What's the problem? The English language, unlike, say, Latin, is not concerned with case (giving a noun a different ending depending on how it is used in a sentence). However, pronouns DO change depending on how they are used. For example, we say, "I have the ball," but "Give the ball to me." Only little children might say "Me have the ball."

When we get to today's pet peeve, people get nervous and use a hyper-correct form ("I" sounds more formal, doesn't it?)

The word "between" is a preposition. In languages that rely on endings to convey the relationship between words, nouns connected to a preposition take the objective form. Nouns in English don't change because English is a word-order language. However, pronouns break that rule. Any time a pronoun is part of a prepositional phrase, it needs to take the objective case. (Subject forms: I, you, he, she, it, we, they. Objective forms: we, you, him, her, it, us, them.)

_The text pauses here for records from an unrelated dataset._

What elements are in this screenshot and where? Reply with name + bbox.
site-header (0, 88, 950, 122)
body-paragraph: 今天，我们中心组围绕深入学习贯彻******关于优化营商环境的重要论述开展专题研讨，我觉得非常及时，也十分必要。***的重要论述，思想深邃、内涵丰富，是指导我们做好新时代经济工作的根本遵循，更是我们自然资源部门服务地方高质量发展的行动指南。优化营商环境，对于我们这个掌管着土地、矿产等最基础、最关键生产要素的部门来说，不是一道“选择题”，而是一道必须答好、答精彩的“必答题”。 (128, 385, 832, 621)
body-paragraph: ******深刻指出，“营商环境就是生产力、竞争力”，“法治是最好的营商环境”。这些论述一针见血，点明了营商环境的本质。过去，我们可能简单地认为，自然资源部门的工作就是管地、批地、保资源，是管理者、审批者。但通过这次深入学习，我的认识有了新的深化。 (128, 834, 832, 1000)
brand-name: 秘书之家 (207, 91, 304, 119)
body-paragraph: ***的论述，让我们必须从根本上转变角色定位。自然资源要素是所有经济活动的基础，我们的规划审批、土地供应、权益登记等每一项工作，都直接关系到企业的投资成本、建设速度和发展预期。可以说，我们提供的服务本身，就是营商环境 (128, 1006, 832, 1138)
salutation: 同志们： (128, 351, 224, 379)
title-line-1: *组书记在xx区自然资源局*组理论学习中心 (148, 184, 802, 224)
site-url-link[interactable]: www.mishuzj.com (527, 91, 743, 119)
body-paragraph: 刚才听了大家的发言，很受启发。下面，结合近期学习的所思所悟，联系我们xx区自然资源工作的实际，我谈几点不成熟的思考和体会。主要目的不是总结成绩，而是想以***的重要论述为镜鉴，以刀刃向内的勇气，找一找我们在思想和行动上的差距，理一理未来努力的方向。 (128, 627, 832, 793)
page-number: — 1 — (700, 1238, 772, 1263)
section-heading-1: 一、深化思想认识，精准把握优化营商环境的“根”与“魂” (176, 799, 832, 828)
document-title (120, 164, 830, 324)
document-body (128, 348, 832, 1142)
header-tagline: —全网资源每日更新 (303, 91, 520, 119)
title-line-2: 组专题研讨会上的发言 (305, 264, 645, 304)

Examples of pronouns following a preposition: Repeat after me. Charlie ate lunch with Josh and him. The ball flew over them.

If you said "between you and me," you were correct. That's music to my ears!

Friday, July 9, 2010

Welcome to Grammar Mom

Grammar Mom is a site for me to vent about issues of grammar and usage that drive me crazy as a mom and as a teacher, as a reader and a writer, as a person who thinks about words.

I hope this site will also be a place for people to go who aren't sure about a language problem, about word choice, about the niceties of style.

What are my credentials? I teach high school English. I have taught college-level writing courses. I attended parochial school long ago when grammar was king. I read voraciously and omnivorously.

Come in to my world. Read about my pet peeves. Ask questions, if you like. Learn about language. Love language.